What will we ever do without those high-paying jobs making alarm clocks, cheap watches, sewing jeans together and making tennis shoes?

ardethan,
i looked around a little more to try to prove that you are right and i shouldn't be concerned...here are some of the "cheap job" lay offs that i found.
uw

these are the US tech company announced job cuts so far for this year that i found...there are more coming...i.e. sebl

other massive cuts already announced this year are listed at the very end of this post...since all of these have not yet happened, they will not show up in bureau of labor statistics for a while. it will also be a while before the economic effects are seen...because most get severance packages followed by unemployment benefits.

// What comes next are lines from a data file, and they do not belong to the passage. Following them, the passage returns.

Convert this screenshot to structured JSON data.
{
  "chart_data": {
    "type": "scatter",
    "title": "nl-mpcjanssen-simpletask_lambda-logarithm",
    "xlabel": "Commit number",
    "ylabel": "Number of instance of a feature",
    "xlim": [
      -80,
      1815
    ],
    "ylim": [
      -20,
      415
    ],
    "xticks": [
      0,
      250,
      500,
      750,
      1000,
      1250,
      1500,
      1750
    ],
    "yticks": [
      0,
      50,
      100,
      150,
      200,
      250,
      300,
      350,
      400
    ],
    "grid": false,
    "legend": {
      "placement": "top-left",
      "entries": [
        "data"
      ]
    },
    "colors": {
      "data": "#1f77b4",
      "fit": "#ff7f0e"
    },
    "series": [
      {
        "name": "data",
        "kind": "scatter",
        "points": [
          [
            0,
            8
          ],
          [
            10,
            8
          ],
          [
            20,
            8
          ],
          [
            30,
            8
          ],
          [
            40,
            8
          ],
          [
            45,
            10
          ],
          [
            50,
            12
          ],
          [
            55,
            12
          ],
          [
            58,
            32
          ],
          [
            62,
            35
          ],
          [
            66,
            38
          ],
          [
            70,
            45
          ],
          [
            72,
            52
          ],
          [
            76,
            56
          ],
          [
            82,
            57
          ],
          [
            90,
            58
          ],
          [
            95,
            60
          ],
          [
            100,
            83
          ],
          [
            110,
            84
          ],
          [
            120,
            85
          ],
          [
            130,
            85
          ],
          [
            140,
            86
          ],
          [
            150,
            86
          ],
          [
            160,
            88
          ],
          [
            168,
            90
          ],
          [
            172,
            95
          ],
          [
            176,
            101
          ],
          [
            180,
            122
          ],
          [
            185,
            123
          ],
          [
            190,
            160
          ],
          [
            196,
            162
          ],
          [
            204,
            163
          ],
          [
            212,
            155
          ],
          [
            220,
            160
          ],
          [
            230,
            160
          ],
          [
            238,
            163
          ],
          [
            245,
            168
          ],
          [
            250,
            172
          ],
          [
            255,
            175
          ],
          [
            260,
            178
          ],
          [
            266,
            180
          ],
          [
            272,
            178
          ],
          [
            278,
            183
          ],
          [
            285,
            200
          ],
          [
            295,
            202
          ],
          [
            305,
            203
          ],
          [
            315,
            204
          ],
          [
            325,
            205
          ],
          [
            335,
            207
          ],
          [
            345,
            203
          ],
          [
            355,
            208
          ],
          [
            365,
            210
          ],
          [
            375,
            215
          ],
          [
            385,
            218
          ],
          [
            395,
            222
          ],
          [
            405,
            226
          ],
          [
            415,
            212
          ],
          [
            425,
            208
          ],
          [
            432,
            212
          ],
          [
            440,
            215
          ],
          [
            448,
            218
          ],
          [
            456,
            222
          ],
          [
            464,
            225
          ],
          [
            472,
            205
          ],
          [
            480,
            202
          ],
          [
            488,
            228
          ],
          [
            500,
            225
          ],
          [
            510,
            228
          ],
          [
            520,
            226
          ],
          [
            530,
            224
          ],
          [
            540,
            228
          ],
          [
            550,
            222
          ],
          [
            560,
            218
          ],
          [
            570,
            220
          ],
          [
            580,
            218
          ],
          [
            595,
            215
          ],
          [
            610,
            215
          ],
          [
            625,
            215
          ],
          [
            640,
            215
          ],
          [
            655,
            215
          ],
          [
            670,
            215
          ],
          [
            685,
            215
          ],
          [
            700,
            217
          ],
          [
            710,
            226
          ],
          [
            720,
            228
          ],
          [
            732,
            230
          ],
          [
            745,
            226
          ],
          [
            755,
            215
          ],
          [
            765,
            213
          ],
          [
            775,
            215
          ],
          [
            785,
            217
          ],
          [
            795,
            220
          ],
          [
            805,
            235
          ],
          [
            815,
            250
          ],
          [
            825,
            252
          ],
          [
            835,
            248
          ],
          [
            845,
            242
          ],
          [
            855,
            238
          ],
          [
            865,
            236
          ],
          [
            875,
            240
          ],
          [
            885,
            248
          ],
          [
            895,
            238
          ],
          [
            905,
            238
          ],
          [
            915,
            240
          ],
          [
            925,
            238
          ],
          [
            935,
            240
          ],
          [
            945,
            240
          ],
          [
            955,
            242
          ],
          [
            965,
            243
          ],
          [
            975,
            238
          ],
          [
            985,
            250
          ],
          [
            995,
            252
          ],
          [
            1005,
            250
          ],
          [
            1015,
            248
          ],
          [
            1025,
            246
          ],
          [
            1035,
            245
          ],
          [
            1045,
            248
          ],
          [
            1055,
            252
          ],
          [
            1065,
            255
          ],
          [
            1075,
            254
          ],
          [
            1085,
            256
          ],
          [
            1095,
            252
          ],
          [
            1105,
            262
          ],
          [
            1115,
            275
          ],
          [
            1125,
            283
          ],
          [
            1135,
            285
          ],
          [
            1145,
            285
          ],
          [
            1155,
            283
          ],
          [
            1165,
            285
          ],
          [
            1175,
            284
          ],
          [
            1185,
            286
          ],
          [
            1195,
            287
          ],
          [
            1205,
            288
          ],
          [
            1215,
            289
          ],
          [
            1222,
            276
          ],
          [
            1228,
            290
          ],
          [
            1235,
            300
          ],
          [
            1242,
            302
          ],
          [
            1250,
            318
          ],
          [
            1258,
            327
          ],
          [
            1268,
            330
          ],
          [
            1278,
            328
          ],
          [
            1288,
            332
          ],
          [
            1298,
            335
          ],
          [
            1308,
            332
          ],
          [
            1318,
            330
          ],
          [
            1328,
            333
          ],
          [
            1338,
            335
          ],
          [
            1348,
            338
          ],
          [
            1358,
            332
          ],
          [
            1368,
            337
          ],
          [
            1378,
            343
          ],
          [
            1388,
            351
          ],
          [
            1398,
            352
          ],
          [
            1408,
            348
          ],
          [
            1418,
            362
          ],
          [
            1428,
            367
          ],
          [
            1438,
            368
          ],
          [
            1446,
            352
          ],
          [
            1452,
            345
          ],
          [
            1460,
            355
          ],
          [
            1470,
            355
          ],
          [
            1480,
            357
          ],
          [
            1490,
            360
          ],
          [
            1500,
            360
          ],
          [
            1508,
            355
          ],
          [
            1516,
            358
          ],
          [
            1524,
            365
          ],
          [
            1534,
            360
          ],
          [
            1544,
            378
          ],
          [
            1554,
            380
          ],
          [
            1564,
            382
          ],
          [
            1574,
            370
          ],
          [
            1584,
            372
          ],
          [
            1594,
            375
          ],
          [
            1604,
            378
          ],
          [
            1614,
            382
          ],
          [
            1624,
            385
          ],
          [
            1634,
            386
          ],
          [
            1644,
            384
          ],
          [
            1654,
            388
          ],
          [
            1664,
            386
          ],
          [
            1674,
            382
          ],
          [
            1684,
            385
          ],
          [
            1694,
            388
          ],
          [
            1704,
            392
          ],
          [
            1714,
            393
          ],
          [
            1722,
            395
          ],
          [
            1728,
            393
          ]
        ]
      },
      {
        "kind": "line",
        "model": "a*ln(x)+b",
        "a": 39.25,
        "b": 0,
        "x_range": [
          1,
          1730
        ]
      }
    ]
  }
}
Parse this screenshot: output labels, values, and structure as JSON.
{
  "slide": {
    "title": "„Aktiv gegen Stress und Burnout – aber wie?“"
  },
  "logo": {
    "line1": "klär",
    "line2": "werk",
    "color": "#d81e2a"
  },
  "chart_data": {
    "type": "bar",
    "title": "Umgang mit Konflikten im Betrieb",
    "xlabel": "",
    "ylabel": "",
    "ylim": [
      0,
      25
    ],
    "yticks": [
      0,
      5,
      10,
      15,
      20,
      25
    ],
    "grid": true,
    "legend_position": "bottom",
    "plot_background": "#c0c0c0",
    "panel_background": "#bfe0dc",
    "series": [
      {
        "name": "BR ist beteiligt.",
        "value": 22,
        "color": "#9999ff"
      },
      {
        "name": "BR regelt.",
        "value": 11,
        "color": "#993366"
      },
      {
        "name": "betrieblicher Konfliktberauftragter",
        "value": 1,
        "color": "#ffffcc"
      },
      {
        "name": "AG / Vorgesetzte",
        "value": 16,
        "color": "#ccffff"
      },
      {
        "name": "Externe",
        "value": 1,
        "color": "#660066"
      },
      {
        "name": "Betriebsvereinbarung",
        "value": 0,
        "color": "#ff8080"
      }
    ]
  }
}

DATE COMPANIES JOBS CUT SCALE OF CUT
April 20 Silicon Graphics 1,000 15%
April 20 Ericsson 12,000 11%
April 19 Sega 400 36%
April 19 Nortel 5,000 5%
April 18 Siebel 800 10%
April 18 Celestica 2,900 10%
April 18 Hewlett-Packard 3,000 4%
April 17 Texas Instruments 2,500 6%
April 17 Philips 6,000-7,000 3%
April 16 Cisco 8,500 18%
April 11 Motorola 4,000 6%
April 10 Siemens 2,000 25% of handset unit
April 8 Marconi 3,000 6%
April 4 Akamai Technologies 180 14%
April 3 Winstar 2,000 37%
April 3 Alcatel 1,100 5% of US staff
April 2 i2 Technologies 610 10%
April 2 Ariba 700 33%
April 2 Inktomi 260 25%
April 2 BroadVision 325 15%
March 28 Palm 250 15%
March 27 Nortel Networks 5,000 5%
March 27 Ericsson 3,700 3.5%
March 26 PMC-Sierra 230 13%
March 26 Conexant Systems 1,625 20%
March 23 Motorola 4,000 2.7%
March 20 Oracle 860 2%
March 20 Creative Technologies 500 10%
March 19 Solectron 8,200 10%
March 16 Computer Sciences Corporation 700-900 1.3%
March 15 Applied Materials 1,000 5%
March 15 Compaq 5,000 7%
March 13 Motorola 7,000-12,000 5-8%
March 8 Intel 5,000 6%
February 27 JDS Uniphase 3,000 10%
February 26 3Com 1,200 10%
February 15 Dell Computer 1,700 4%
February 15 Nortel Networks 10,000 10%
February 9 Motorola 4,000 3%
January 25 Ericsson 6,000 5%
January 24 Lucent Technologies 16,000 12%
January 16 Motorola 2,500 2%
January 11 Gateway 3,000 10%

looking for a trend, i totaled the tech losses by month.
where a range was given, i used the average.

jan...27,500
feb...19,900
mar...45665
apr...56,975

other announced job cuts so far this year include:

GE 60,000
daimler chrysler 26,000
verizon 10,000
whirlpool 6,000
sears 2,400
aol/tw 2,400
aetna 5,000
gillette 2,700
wcom 10,000
xerox 4,000
procter gamble 9,600
wachovia 7,000
honeywell 6,500
adc 6,500
disney 4,000
delphia automotive 11,500

there are lots more, but i don't want you to think i am worried about...
"those high-paying jobs making alarm clocks, cheap watches, sewing jeans together and making tennis shoes?"